|Scene from Mulholland Drive|
The century may only be 16 years deep, but it never feels like the wrong time to ask one simple question: what is the best film of the century? Considering that the 20th is a pretty tough nut to crack in itself, looking at the modern masterpieces as they happen is even more difficult. The BBC decided to hold a poll where they asked critics to name their favorites. To say the least, it didn't go in any conventional way - or at least any that makes sense if you're an Oscar fan. Very few of them are Oscar-nominated films. With director David Lynch's Mulholland Drive topping the list, the question is pretty easy, and one that I want to pose to the reader: What is your favorite 21st century movie so far?
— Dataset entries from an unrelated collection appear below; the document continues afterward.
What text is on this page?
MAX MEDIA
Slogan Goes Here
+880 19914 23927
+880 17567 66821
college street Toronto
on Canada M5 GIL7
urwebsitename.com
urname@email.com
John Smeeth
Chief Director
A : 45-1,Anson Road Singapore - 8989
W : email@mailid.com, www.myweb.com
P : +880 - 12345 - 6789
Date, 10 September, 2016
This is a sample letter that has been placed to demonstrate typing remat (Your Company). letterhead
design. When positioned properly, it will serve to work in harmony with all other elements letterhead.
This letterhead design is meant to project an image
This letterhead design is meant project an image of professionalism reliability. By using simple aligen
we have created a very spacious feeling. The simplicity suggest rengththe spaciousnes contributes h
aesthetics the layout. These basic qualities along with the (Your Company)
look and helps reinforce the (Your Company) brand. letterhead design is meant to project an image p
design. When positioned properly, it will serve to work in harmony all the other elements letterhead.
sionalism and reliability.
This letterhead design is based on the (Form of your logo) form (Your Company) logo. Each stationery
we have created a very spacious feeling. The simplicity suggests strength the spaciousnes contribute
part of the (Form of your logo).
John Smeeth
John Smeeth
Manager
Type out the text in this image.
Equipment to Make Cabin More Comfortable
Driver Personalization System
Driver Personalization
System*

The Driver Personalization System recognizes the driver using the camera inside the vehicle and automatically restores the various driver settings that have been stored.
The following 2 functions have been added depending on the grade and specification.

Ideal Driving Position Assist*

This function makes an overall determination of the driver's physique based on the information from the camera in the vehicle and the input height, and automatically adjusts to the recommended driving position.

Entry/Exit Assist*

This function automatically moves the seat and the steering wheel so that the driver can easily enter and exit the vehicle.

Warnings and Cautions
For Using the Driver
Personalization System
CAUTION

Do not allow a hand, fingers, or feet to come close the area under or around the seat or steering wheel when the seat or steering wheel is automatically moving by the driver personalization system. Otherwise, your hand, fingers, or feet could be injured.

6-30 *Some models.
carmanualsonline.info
The final list is actually 100 titles long and includes an impressive amount of foreign films. However, there is likely a small contingent out there that may be wondering "Really? Mulholland Drive?" While I appreciate Lynch movies, his more cryptic movies have always escaped my interest, and I don't feel like I gave what seems to be his perennial best the fair shake that it gets here. In fact, I would be hard pressed to put that in my own Top 100, which is to a small degree represented here in fragments.
I encourage you to read the entire list yourself to make your own thought. However, I feel that it's a decent discussion point to publish the Top 10, which doesn't have much in the way of Best Picture winners:
1. Mulholland Drive
2. In the Mood for Love
3. There Will Be Blood
4. Spirited Away
6. Eternal Sunshine of the Spotless Mind
7. The Tree of Life
8. Yi Yi: A One and a Two
9. A Separation
10. No Country for Old Men
While that is far from my personal list, I definitely think that it's an interesting reflection on how modern cinephiles look at movies. While there are some expected favorites, such as There Will Be Blood and The Tree of Life, it seems to lean more heavily on the art house side of things. This isn't a bad thing, though it does suggest that mainstream cinema isn't doing its best work in the past two decades. Also, No Country for Old Men is the only Best Picture winner in the Top 10, suggesting how much the selected critics disagree with the Oscars. In total, there are only three Best Picture winners (the others being Spotlight and 12 Years a Slave). While there are an abundance of nominees, it does suggest that maybe The Academy should be a tad more open minded, maybe?
So, what would I pick as a personal Top 10 released since 2000? The following is that list, plus the ranking, if any, on the list in accompanying parentheses:
1. Blue Valentine
2. A Serious Man (#82)
3. Fantastic Mr. Fox
4. Carol (#69)
6. The Master (#24)
7. Shaun of the Dead
8. Frances Ha
9. The Dark Knight (#33)
10. Inside Llewyn Davis (#11)
As you can see, the subjective medium has produced a rather divisive turnout. Half of my list didn't even make the cut - though I'm mostly surprised by the lack of Edgar Wright on the list. Still, I stand by my particular list, and feel that these best reflect what I look for in cinema that has been released in my own time. For the sake of argument, I thought that I would share my thoughts on Blue Valentine, which maybe strikes some as an odd pick for the best film of the past 16 years.
|Scene from Blue Valentine|
There are films that hit you at the right time and whose impact never leaves you. It could be that my parents were in a messy part of their lives in 2010, but seeing Blue Valentine helped me to cope with issues. I found profound meaning in Ryan Gosling's naive destruction and Michelle Williams' disaffected desire for a better life. There was meaning in the structure's time jumps, which juxtaposed the happy beginning with the modern misery so beautifully. Most of all, Gosling and Williams felt real, whether they were passionately in love or growing uncomfortably distant. It was a film benefited from director Derek Cianfrance's heady direction that had vibrant and effective uses of color as well as deeper subtext in visual cues. I have tried to love The Place Beyond the Pines as much as Blue Valentine, but there's something missing. I still think that Cianfrance is one of the most promising younger directors.
To understand why I love the film does force the viewer to recognize that this is a blunt and at times depressing movie. Recommending it to my friends resulted in awareness of this. Still, it continues to have a profound impact me on every level of what I want cinema to be. I still watch the ukulele dance scene at least once a month, and the presidents song has made me a lifelong Williams fan. I only wish that she was more recognized for her brilliance. Gosling's career is odder, in that he seems to have waves of overactive popularity before taking a year off. Whatever the case may be, this film essentially plays the personal card in ways that the best cinema does for you. I know it's an unorthodox favorite - and one of my all time top five - but that's the magic of cinema.
So tell me, what is your favorite movie of the 21st century so far? I would be curious to know if yours is more familiar, or if it's just as unpredictable as mine. Whatever the case may be, I encourage you to look at the BBC list and also share your thoughts on what is posted there. There's plenty of great titles further down, I promise.